The Modified Barium Swallow Study is a commonly performed, dynamic assessment of swallowing performed in the Radiology department.
This test is done under the direction of a Speech-Language Pathologist with a Radiologist operating the video fluoroscopy equipment and providing a radiographic interpretation.
Usually the speech pathologist conveys the results of the study in lay terminology to the patient and any accompanying family members. Some clinicians find it helpful to rewind the videotape and play the actual exam for the patient and family members to see.
Results of the study can be used to recommend appropriate and tolerable oral diets for patients with swallowing difficulties. They can also be used to gauge interval improvement or worsening of swallow function. When necessary, the results can suggest that an individual no longer has the capacity to protect his or her airway when eating and as such, alternative nutritional means, such as tube feeding, may be indicated.
References
Lof, G.L., Robbins JoAnn (1990). Test-Retest Variability in Normal Swallowing. Dysphagia 4:4 pp. 232-246.
Martin-Harris, Bonnie, Logemann, Jeri A., McMahon, Steven, Schleicher Melanie, and Sandidge, John. (2000)
Clinical Utility of the Modified Barium Swallow Study. Dysphagia. 15:3 pp. 136-141.
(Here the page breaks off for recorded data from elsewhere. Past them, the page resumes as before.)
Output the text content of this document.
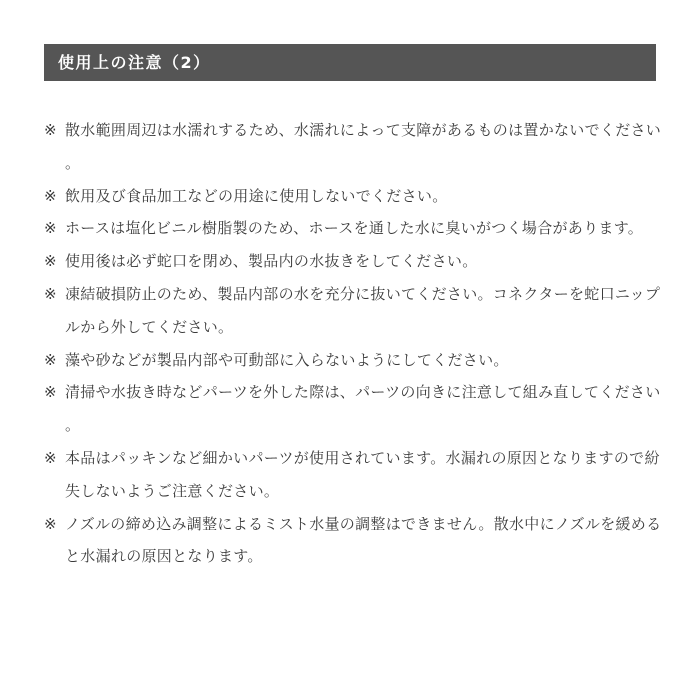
使用上の注意（2）
※ 散水範囲周辺は水濡れするため、水濡れによって支障があるものは置かないでください。
※ 飲用及び食品加工などの用途に使用しないでください。
※ ホースは塩化ビニル樹脂製のため、ホースを通した水に臭いがつく場合があります。
※ 使用後は必ず蛇口を閉め、製品内の水抜きをしてください。
※ 凍結破損防止のため、製品内部の水を充分に抜いてください。コネクターを蛇口ニップルから外してください。
※ 藻や砂などが製品内部や可動部に入らないようにしてください。
※ 清掃や水抜き時などパーツを外した際は、パーツの向きに注意して組み直してください。
※ 本品はパッキンなど細かいパーツが使用されています。水漏れの原因となりますので紛失しないようご注意ください。
※ ノズルの締め込み調整によるミスト水量の調整はできません。散水中にノズルを緩めると水漏れの原因となります。
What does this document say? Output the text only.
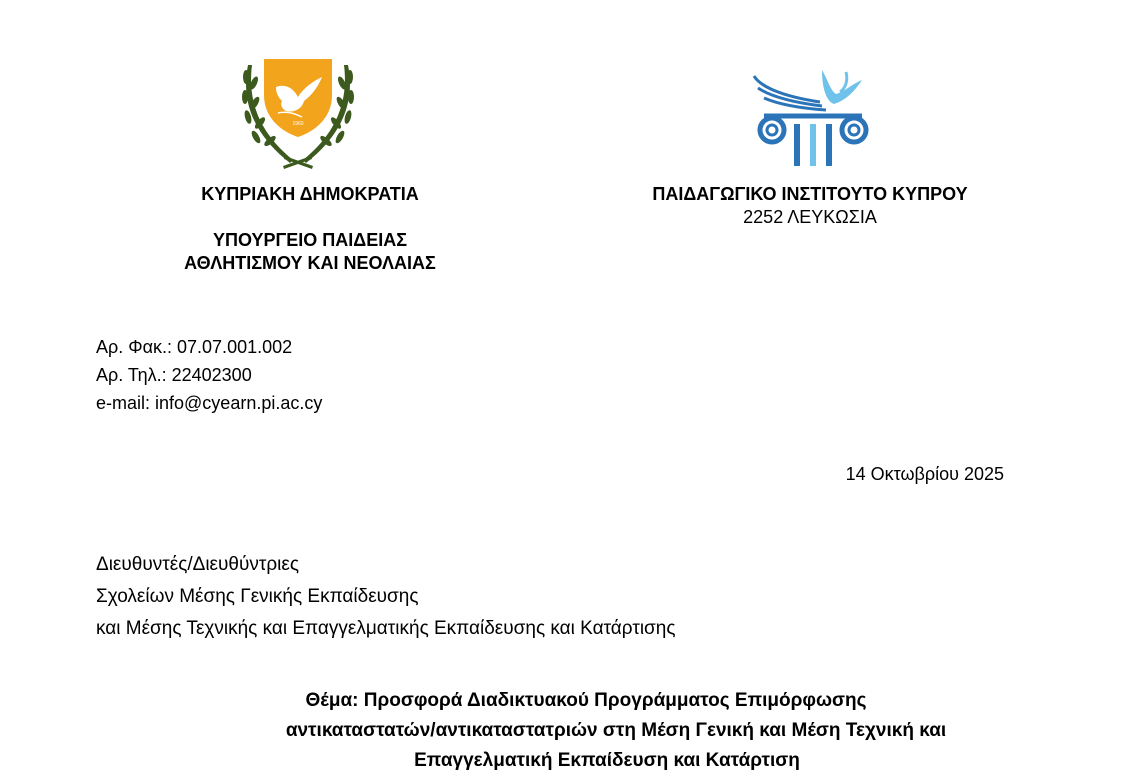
1960
ΚΥΠΡΙΑΚΗ ΔΗΜΟΚΡΑΤΙΑ
ΥΠΟΥΡΓΕΙΟ ΠΑΙΔΕΙΑΣ
ΑΘΛΗΤΙΣΜΟΥ ΚΑΙ ΝΕΟΛΑΙΑΣ
ΠΑΙΔΑΓΩΓΙΚΟ ΙΝΣΤΙΤΟΥΤΟ ΚΥΠΡΟΥ
2252 ΛΕΥΚΩΣΙΑ
Αρ. Φακ.: 07.07.001.002
Αρ. Τηλ.: 22402300
e-mail: info@cyearn.pi.ac.cy
14 Οκτωβρίου 2025
Διευθυντές/Διευθύντριες
Σχολείων Μέσης Γενικής Εκπαίδευσης
και Μέσης Τεχνικής και Επαγγελματικής Εκπαίδευσης και Κατάρτισης
Θέμα: Προσφορά Διαδικτυακού Προγράμματος Επιμόρφωσης
αντικαταστατών/αντικαταστατριών στη Μέση Γενική και Μέση Τεχνική και
Επαγγελματική Εκπαίδευση και Κατάρτιση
Palmer, Jeffrey B., Drennan, Jennifer C., and Baba, Mikoto (2000) Evaluation and Treatment of Swallowing Impairments. American Family Physician 61:8 pp. 36-52.
Langmore, Susan (2006) Endoscopic Evaluation of Oral and Pharyngeal Phases of Swallowing GI Motility Online.
Logemann, Jerilyn. Evaluation and Treatment of Swallowing Disorders. Pro-Ed Austin: Texas, 1983.
Wilcox, F., Liss J.L., and Siegel, G.M. (1996) Interjudge Agreement in Videofluoroscopic Studies of Swallowing. Journal of Speech and Hearing Research 39:1 pp.144-52.
Van Daele, D.J., McColloch, Palmer, P.M., and Langmore, S.E. (2005) Timing of glottic closure during swallowing: a combined electromyographic and endoscopic analysis. Ann Otol Rhino Laryngol 114:6. pp. 478-87.